I evaluate the ICE with RTOS and the Beckhoff EtherCAT stack.

There is a 'task1' which eventually calls my own Handle_TwinCAT function. I toggle a pin on the ICE to see the interval between two calls to may funktion. This interval is approx. 30ms. This is far to slow. How can tell the scheduler to start my task say every 200us?

Michael

  • The TI-RTOS kernel is a preemptive RTOS. The highest priority thread (Hwi, Swi, or Task) runs. What other threads do you have in the system? Are they higher priority and potentially running for a long time (and thus delaying other tasks). What is "task1" blocked on? Generally a task has the following structure

    Void myTask(UArg arg0, UArg arg1)

    {

        // setup code

        while (1) {

            // Block on a semaphore waiting for some action to post the semaphore and let the task run

            // or Task_sleep for some duration.

            // perform necessary actions

        }

  • The software is the EtherCAT example application.

    There are two tasks with priority 6, two tasks with priority 8, one with priority 4 and my own task with priority 15.

    From your RTOS description it sounds like it is not a really preemptive real time OS but a cooperative OS. In my understanding in a preemptive OS a task is stopped after consuming it's time slot and the next ready task is started. Here it seems that a task which loops forever such as while(1); can block the other tasks. Is this really true?

  • The TI-RTOS scheduler is not a time-sliced/round-robin. The highest priority thread that is ready to run will run until it completes (e.g. ISR ends or, for Tasks, hits a blocking call like Task_sleep or blocks on a semaphore).

    From Wikipedia (en.wikipedia.org/.../Real-time_operating_system)

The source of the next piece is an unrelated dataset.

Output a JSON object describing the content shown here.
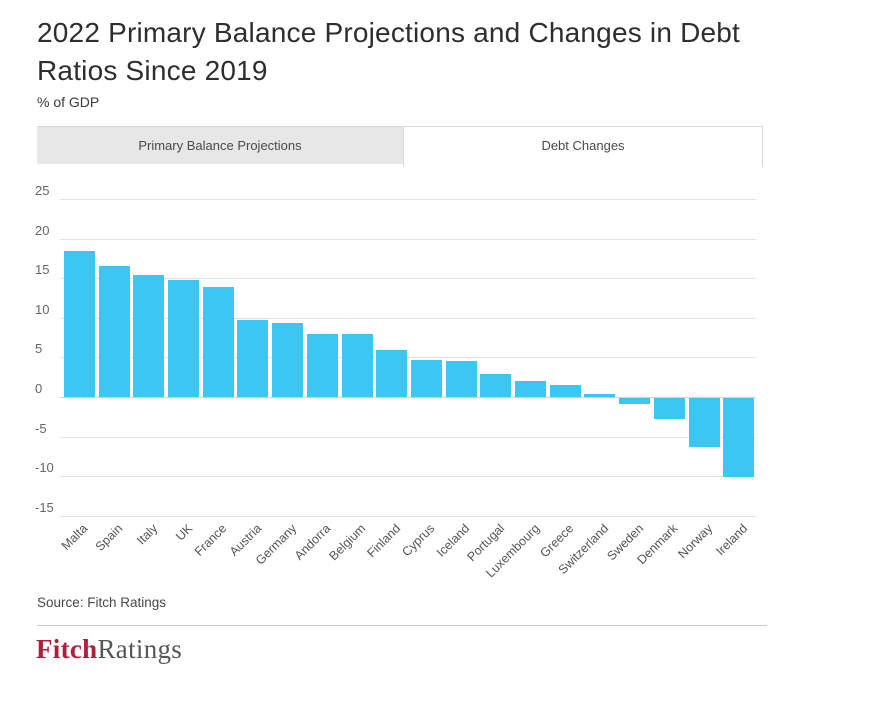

    The most common designs are:

    • Event-driven which switches tasks only when an event of higher priority needs servicing, called preemptive priority, or priority scheduling.
    • Time-sharing designs switch tasks on a regular clocked interrupt, and on events, called round robin.

    Yes, if you do while(1); in the highest priority task, no other tasks will ever run (Hwi and Swi threads will because they have higher priority than a Task).

  • Either a rtos clock or a general purpose timer hwi can be used to post a semaphore and wake up a task OR they can use Task_setPri() function to raise a tasks' priority to run. You should be able to achieve timeslicing in this way.